Full sun to part shade
Seeding Depth
Seeding depth: 1-2
Seeding Rate
Direct seeding: Sow ~25 seeds/ft in a 3" wide band. Dwarf varieties do not require trellising, but taller varieties should be supported in order to avoid disease and make harvesting easier. Plant peas in two rows, 8-12 apart, with a mesh or wire trellis between the rows for peas to climb.
Plant Spacing
Row Spacing
For dwarf peas 12-18", for trellising peas 4-6'
When to Sow
Direct seed as soon as soil can be worked in the spring. Seeds will germinate in soil temperatures as low as 40F, although slowly.  When soils are around 60F, seeds will germinate more quickly. Hot, dry conditions adversely affect quality and yield, so it is advantageous to have the crop mature as early as planting schedules allow. In some regions, you can grow a successful fall crop by planting in late summer.
Frost Tolerant
Drought Tolerant
Heat Tolerant
Seed Specs
90-170 seeds/oz, 1,500-2,700 seeds/lb (2M avg). M=1,000
Seeding Rate
Dwarf- 27M seeds/1000 (13.5 lbs), 550M seeds/acre, (~ 270 lbs.), using ~25 seeds/ft, 12 row spacing. Trellised- 50M seeds/1,000 (26 lbs), 400M seeds/acre. (~ 200 lbs.), using ~25 seeds/ft, double rows 12 apart on 6 centers.
Harvest when pods fill out, but before seeds turn starchy. Regular picking will increase yields.
Keep pea pods at near freezing temperatures for around a week.
Pest Info

         Aphids can be washed off plants with a hard stream of water. They have several natural predators that control populations including parasites (aphids appear grey or bloated), lady beetle larvae and lacewings.

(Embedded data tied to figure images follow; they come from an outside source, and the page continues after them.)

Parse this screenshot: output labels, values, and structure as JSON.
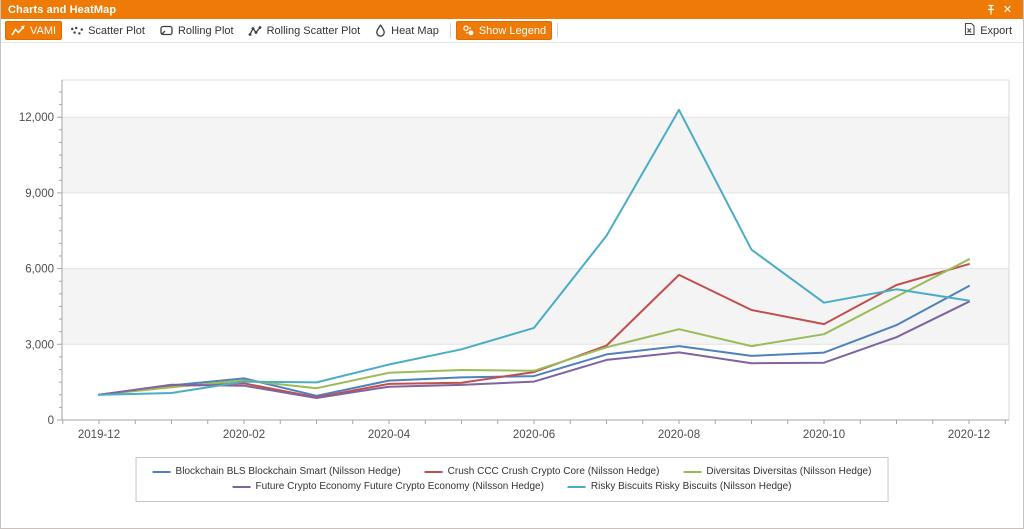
{
  "window": {
    "title": "Charts and HeatMap",
    "pin_icon": "pin-icon",
    "close_icon": "close-icon",
    "close_glyph": "✕"
  },
  "toolbar": {
    "tabs": [
      {
        "label": "VAMI",
        "icon": "line-chart-icon",
        "active": true
      },
      {
        "label": "Scatter Plot",
        "icon": "scatter-plot-icon",
        "active": false
      },
      {
        "label": "Rolling Plot",
        "icon": "rolling-plot-icon",
        "active": false
      },
      {
        "label": "Rolling Scatter Plot",
        "icon": "rolling-scatter-plot-icon",
        "active": false
      },
      {
        "label": "Heat Map",
        "icon": "heat-map-icon",
        "active": false
      }
    ],
    "show_legend": {
      "label": "Show Legend",
      "icon": "legend-icon",
      "active": true
    },
    "export": {
      "label": "Export",
      "icon": "export-excel-icon"
    }
  },
  "colors": {
    "accent": "#EE7B08",
    "plot_band": "#f4f4f4",
    "gridline": "#e3e3e3",
    "axis": "#a6a6a6",
    "plot_border": "#d9d9d9",
    "axis_text": "#4d4d4d"
  },
  "chart_data": {
    "type": "line",
    "title": "",
    "xlabel": "",
    "ylabel": "",
    "x": [
      "2019-12",
      "2020-01",
      "2020-02",
      "2020-03",
      "2020-04",
      "2020-05",
      "2020-06",
      "2020-07",
      "2020-08",
      "2020-09",
      "2020-10",
      "2020-11",
      "2020-12"
    ],
    "x_labeled_ticks": [
      "2019-12",
      "2020-02",
      "2020-04",
      "2020-06",
      "2020-08",
      "2020-10",
      "2020-12"
    ],
    "yticks": [
      0,
      3000,
      6000,
      9000,
      12000
    ],
    "ytick_labels": [
      "0",
      "3,000",
      "6,000",
      "9,000",
      "12,000"
    ],
    "ylim": [
      0,
      13450
    ],
    "grid": true,
    "band_step": 3000,
    "legend_position": "bottom",
    "series": [
      {
        "name": "Blockchain BLS Blockchain Smart (Nilsson Hedge)",
        "color": "#4F81BD",
        "values": [
          1000,
          1370,
          1650,
          960,
          1560,
          1690,
          1740,
          2600,
          2930,
          2540,
          2670,
          3760,
          5310
        ]
      },
      {
        "name": "Crush CCC Crush Crypto Core (Nilsson Hedge)",
        "color": "#C0504D",
        "values": [
          1000,
          1330,
          1450,
          900,
          1430,
          1480,
          1900,
          2950,
          5750,
          4360,
          3800,
          5350,
          6180
        ]
      },
      {
        "name": "Diversitas Diversitas (Nilsson Hedge)",
        "color": "#9BBB59",
        "values": [
          1000,
          1300,
          1570,
          1260,
          1870,
          1980,
          1950,
          2880,
          3600,
          2930,
          3400,
          4890,
          6370
        ]
      },
      {
        "name": "Future Crypto Economy Future Crypto Economy (Nilsson Hedge)",
        "color": "#8064A2",
        "values": [
          1000,
          1400,
          1360,
          870,
          1320,
          1390,
          1520,
          2380,
          2680,
          2250,
          2270,
          3280,
          4690
        ]
      },
      {
        "name": "Risky Biscuits Risky Biscuits (Nilsson Hedge)",
        "color": "#4BACC6",
        "values": [
          1000,
          1070,
          1520,
          1490,
          2200,
          2800,
          3650,
          7300,
          12290,
          6750,
          4650,
          5180,
          4730
        ]
      }
    ]
  }
}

         Seedcorn maggot Avoid heavy applications of manure or organic matter, as this can attract the flies and encourage egg laying.  

Disease Info
  • Peas are subject to an array of root rots and wilts caused by different pathogens that are difficult to distinguish in the field and extremely difficult to control. The pathogens survive in the soil in dormant states that can persist for many years. Varieties resistant to all races of Fusarium oxysporum f. sp. pisi are available, and others with resistance to Pythium spp. and Fusarium solani f. sp. pisi are under development.
  • Peas are also subject to several leaf and pod blights, of which the most important are probably aschochyta blight (caused by any of three related species) and bacterial blight ( Pseudomonas syringae pv. pisi). Both these diseases are highly transmissible by seed; all of our pea seed is grown in arid areas in which these diseases do not occur. All pea plant residues should be buried, burned, or composted at high temperatures to destroy disease organisms.
  • Powdery mildew can be checked by providing good air circulation. Give plants wide spacing and eliminate weeds, especially milkweed, marshcress and yellowrocket. Choose resistant varieties.
Seed Saving Instructions
Self pollinated. Pea varieties do not require any distance for isolation. Peas being grown for seed must be trellised or else mold and dampness will rot the seed pods. Allow the pods to grow large and tough and eventually they and the plants will begin to dry down. Harvest by picking individual dry pods or by pulling the entire plants out of the ground and off the trellis. Shell by hand or thresh by flailing or stomping on a tarp. A 1/2" screen on top of a 1/4" screen will help with cleaning once the peas are threshed out of the pods. Pea seed will remain viable for 3 years under cool and dry storage conditions.